Ferygan
Als sich Ferygan setzte, stieg ihm der Duft von Kohl und Rüben in die Nase, schon wieder. Gestern hatte es einen ähnlichen Eintopf gegeben und in den vergangenen Wochen hatte er sich sicher überwiegend von diesem Gemüse ernährt. Allerdings hatte Ferygan schon lange aufgehört, sich über den Geschmack des Essens viele Gedanken zu machen, er war froh, wenn es überhaupt genug gab, um satt zu werden, du wenn es dann auch noch warm war, hatte er kaum höhere Erwartungen. Allerdings schmeckte das Essen von Tess wirklich sehr gut, auch wenn es einfach war.
Tess schien kurz zu lächeln, als Ferygan ihr Essen lobte, allerdings verschwand diese Regung sofort wieder. Dann schaute Tess ihn kurz an, als er weiter sprach. Sie schien zu überlegen, ob sie etwas erwidern sollte - doch dann schaute sie ihn plötzlich verständnislos an.
"Was meint ihr damit- wohin mag hier gehen soll. Wir gehen auf die Felder, wir gehen zum Brunnen und wir gehen ins Haus. Wohin soll man denn noch gehen?" Sie schien einen Moment inne zuhalten, dann murmelte sie etwas, wie in Gedanken und wohl eher für sich selbst.
"Nun ja, ihr zieht ja herum." Erneut gab es eine Pause, sie schien in Gedanken. Dann schaute sie ihn wieder an und hatte ihren üblichen gleichgültigen Gesichtsausdruck wieder angenommen.
"Also hier gibt es nichts. Wir sind das letzte Dorf, nach uns kommt nur das Land, das nicht zu uns gehört. Dort reiten nur die Orks und dort treiben sich wilde Bestien und andere Schrecken herum. Dort geht man nicht hin. Dort haben wir nichts zu suchen. Wir sind das Dorf am Rand der Welt." Diese Sätze klingen wie auswendig gelernt. Wieder machte sie eine Pause.
"Aber ich habt nach dem Wirtshaus gefragt." Ihr Blick hellte sich etwas auf.
"Nun, es gehörte dem Vater meines Mannes, und davor dessen Vater und auch dem Vater davor. Als meine Eltern starben nahm Maruk sich zu sich und nun lebe ich hier." Ihr Blick streifte durch den Raum, hielt an einem Punkt inne, den Ferygan nicht erkennen konnte, dann Blickte sie den Gast wieder an. Auf ihrem Gesicht war ein Lächeln zu sehen, ihre Augen wirkten abwesend. Dann plötzlich verschwand diese Regung wieder und es schien, als sei sie aus einem Traum aufgewacht. Abrupt stand sie auf, schnappte sich etwas zu hastig die Schalen, und ging in Richtung Küche. Dabei sagte sie, ohne ihn anzusehen
"Ich wollte euch nicht von eurer Arbeit abhalten, bis zum Abend soll alles fertig sein", und verschwand in der Küche. Er hört kurz das Plätschern von Wasser, dann das Geräusche einer Tür und dann wurde es still nebenan.
Daraufhin machte sich Ferygan wieder an die Arbeit und war damit beschäftigt, bis es zu dunkel wurde. Tess kam den ganzen Nachmittag nicht mehr in die Küche. Kurz vor Anbruch der Dunkelheit hörte er, wie neue Gäste in den Schankraum kamen und jemand begann, sie zu bedienen. Kurz darauf kam Maruk in die Küche, nickte Ferygan kurz zu und feuerte die Kochstelle an. Der Wirt war klein und hager, trug wie gestern auch eine abgewetzte und oft geflickte Lederschürze, wie Ferygan sie von Schmieden kannte.

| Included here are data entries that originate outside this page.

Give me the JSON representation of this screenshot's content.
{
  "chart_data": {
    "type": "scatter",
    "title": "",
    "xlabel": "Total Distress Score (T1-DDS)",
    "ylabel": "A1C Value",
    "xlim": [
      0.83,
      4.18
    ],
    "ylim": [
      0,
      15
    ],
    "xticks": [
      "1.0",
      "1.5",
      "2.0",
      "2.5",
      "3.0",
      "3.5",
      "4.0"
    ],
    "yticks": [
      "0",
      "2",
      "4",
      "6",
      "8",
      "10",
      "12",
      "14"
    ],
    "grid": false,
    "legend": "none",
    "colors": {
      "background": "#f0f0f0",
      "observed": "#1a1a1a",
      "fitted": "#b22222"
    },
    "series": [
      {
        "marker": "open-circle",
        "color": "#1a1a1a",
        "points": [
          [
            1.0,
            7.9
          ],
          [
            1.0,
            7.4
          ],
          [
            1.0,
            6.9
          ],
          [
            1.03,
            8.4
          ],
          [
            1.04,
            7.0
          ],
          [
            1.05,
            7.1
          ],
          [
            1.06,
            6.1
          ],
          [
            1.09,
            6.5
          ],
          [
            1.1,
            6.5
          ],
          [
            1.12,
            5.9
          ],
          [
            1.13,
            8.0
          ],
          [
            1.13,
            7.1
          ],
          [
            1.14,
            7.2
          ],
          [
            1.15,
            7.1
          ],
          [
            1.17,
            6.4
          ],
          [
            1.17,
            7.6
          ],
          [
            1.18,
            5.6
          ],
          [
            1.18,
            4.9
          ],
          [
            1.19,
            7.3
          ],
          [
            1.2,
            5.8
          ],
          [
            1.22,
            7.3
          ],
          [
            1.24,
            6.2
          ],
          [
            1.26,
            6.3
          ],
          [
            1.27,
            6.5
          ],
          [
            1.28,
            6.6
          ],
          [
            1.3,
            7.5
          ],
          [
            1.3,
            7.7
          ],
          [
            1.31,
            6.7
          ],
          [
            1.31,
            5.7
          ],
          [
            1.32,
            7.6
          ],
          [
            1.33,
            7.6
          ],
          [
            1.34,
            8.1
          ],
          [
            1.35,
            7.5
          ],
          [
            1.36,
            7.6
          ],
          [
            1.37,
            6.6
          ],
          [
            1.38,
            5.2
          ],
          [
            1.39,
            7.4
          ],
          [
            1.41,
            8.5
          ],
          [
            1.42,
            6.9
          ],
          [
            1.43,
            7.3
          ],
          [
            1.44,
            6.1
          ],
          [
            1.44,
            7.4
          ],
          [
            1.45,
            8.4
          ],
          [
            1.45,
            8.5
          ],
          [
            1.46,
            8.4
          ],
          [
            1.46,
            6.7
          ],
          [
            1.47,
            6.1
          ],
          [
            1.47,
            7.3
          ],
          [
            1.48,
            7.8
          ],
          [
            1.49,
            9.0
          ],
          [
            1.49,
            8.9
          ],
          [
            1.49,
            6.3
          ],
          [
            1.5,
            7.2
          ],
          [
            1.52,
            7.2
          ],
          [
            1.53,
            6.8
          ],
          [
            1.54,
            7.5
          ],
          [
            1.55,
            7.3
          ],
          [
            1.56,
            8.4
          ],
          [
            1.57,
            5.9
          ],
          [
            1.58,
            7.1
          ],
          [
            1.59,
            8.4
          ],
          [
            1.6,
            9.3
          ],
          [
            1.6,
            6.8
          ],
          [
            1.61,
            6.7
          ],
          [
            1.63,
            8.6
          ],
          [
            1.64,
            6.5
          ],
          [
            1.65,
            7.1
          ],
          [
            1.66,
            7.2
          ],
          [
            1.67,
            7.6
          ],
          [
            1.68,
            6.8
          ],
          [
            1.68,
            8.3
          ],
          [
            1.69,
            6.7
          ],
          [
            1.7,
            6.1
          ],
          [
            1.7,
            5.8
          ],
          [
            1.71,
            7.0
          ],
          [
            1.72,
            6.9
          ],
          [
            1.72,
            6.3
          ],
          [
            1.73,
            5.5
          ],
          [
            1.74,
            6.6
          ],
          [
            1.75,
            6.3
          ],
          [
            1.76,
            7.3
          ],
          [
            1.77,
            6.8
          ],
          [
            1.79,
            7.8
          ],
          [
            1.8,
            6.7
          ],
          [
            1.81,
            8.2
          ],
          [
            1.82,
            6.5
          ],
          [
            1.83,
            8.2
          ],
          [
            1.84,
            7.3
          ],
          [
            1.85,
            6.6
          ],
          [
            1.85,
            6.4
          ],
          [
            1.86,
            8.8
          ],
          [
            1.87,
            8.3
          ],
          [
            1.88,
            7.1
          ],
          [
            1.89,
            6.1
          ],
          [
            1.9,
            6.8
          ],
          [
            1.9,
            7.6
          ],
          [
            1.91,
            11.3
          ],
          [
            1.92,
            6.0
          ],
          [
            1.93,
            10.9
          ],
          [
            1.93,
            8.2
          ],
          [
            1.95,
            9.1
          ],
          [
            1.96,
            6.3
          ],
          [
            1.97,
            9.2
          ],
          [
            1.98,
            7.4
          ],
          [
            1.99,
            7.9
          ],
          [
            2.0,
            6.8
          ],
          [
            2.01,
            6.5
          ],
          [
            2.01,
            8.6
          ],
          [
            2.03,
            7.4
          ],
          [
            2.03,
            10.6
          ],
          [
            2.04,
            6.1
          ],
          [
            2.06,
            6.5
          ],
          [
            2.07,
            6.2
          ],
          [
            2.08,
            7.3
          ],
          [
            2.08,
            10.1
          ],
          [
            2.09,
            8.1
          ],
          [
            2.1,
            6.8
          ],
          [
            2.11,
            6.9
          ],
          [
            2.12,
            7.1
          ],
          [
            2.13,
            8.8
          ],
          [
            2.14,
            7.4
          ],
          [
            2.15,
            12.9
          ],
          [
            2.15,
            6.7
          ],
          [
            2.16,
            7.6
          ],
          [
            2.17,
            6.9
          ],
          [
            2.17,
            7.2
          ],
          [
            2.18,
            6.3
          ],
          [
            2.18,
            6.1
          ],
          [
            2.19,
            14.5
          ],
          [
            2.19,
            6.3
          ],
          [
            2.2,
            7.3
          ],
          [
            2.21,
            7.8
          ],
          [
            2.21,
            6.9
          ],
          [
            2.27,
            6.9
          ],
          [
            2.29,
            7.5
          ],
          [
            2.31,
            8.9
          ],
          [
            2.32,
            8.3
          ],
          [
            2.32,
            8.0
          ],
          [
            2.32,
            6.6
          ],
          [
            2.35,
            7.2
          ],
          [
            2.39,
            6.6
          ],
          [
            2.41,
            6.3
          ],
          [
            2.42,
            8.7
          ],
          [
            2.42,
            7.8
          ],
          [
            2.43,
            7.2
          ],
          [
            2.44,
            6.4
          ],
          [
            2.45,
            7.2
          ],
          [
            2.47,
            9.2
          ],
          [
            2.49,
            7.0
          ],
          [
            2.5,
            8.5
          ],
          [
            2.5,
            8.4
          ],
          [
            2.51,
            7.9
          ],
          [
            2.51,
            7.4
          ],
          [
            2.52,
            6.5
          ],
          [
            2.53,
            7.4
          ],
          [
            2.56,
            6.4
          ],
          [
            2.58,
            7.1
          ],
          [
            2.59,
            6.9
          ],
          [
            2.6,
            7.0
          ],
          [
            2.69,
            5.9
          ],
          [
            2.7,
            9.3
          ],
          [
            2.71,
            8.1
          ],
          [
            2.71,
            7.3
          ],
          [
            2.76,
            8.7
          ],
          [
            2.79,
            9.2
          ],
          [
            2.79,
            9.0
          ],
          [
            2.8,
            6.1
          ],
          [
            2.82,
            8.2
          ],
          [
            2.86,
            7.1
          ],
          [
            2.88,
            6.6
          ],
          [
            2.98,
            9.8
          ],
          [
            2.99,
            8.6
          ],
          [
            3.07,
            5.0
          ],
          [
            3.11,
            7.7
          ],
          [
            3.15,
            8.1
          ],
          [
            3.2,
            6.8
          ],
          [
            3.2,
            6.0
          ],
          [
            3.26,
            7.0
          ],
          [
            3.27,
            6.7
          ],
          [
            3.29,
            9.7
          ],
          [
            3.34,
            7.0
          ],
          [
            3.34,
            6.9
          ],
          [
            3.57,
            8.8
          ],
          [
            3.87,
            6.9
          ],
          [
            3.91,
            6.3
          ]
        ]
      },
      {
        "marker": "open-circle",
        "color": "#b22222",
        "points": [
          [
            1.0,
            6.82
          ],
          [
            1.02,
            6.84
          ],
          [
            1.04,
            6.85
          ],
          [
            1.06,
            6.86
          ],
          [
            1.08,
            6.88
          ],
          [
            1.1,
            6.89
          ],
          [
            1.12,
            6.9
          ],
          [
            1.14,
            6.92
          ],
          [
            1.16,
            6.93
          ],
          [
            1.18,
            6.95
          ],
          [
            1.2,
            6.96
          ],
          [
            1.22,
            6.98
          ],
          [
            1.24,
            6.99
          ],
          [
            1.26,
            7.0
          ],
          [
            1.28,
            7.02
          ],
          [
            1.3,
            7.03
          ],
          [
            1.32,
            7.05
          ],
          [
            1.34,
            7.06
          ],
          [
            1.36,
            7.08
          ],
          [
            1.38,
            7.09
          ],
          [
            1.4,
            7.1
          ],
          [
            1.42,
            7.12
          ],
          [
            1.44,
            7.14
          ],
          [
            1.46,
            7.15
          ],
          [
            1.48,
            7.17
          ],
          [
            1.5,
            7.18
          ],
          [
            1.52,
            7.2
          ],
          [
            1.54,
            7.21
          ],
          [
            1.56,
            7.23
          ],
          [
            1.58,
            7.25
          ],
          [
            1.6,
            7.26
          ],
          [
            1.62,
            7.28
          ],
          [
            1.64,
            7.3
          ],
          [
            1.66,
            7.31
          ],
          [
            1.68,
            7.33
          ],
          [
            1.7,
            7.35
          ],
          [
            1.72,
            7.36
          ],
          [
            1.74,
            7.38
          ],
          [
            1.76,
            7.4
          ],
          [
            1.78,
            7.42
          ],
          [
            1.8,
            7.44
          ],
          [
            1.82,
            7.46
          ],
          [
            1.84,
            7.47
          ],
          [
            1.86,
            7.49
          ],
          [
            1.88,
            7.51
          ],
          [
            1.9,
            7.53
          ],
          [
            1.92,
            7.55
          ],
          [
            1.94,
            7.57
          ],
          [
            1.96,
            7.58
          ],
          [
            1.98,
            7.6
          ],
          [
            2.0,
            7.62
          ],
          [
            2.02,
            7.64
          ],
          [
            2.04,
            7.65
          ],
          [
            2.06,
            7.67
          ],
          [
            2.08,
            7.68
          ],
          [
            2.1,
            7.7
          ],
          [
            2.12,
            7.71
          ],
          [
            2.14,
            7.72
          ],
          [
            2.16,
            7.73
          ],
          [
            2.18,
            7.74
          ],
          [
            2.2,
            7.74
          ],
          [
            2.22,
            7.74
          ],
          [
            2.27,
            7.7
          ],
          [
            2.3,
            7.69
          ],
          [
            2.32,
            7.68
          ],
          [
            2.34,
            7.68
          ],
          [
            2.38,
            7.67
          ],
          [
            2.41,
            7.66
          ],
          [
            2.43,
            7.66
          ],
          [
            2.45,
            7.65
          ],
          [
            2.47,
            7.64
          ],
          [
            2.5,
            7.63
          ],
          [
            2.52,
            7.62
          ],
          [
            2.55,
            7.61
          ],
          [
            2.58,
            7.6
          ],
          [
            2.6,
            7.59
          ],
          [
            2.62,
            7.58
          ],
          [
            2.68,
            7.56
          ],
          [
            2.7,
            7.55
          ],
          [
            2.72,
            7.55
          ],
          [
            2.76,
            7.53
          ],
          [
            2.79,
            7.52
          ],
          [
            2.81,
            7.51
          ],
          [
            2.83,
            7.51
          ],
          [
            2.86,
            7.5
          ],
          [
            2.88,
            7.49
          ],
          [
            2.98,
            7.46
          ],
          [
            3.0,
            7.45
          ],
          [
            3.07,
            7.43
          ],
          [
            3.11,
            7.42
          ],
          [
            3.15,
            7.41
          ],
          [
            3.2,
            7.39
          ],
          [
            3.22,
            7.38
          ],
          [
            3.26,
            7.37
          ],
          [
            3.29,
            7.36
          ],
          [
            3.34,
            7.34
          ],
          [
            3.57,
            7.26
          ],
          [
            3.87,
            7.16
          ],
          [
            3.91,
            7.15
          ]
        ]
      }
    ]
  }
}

Dann kam Maruk zu Ferygan und begutachtete im flackernden Licht des offenen Feuers die Arbeit. Dann brummte er
"Hmm, das ist ordentliche Arbeit. Komm mit in die Stube, für heute ist es genug. Außerdem haben ein paar Bauern nach dir gefragt, es scheint noch weitere Arbeit zu geben." Daraufhin verließ er die Küche wieder und ging in den Schankraum.
Als Ferygan ihm folgte, saßen bereits gut fünfzehn Gäste an den einfachen Holztischen. Einige hatten ihr eigenes Essen dabei, aber viele saßen vor leeren Schalen und warteten. Nur wenige sprachen leise miteinander. Tess kam aus einer Ecke des Raums und ging wortlos an Ferygan vorbei in die Küche. Sie wich dabei seinem Blick aus. Maruk stand an einem Tisch.
"Such dir einen Platz" rief er Ferygan zu.
Einige Leute schauten ihn an, die meisten freundlich. Ein Mann wies auf einen freien Platz an seinem Tisch, an dem noch zwei andere Männer saßen.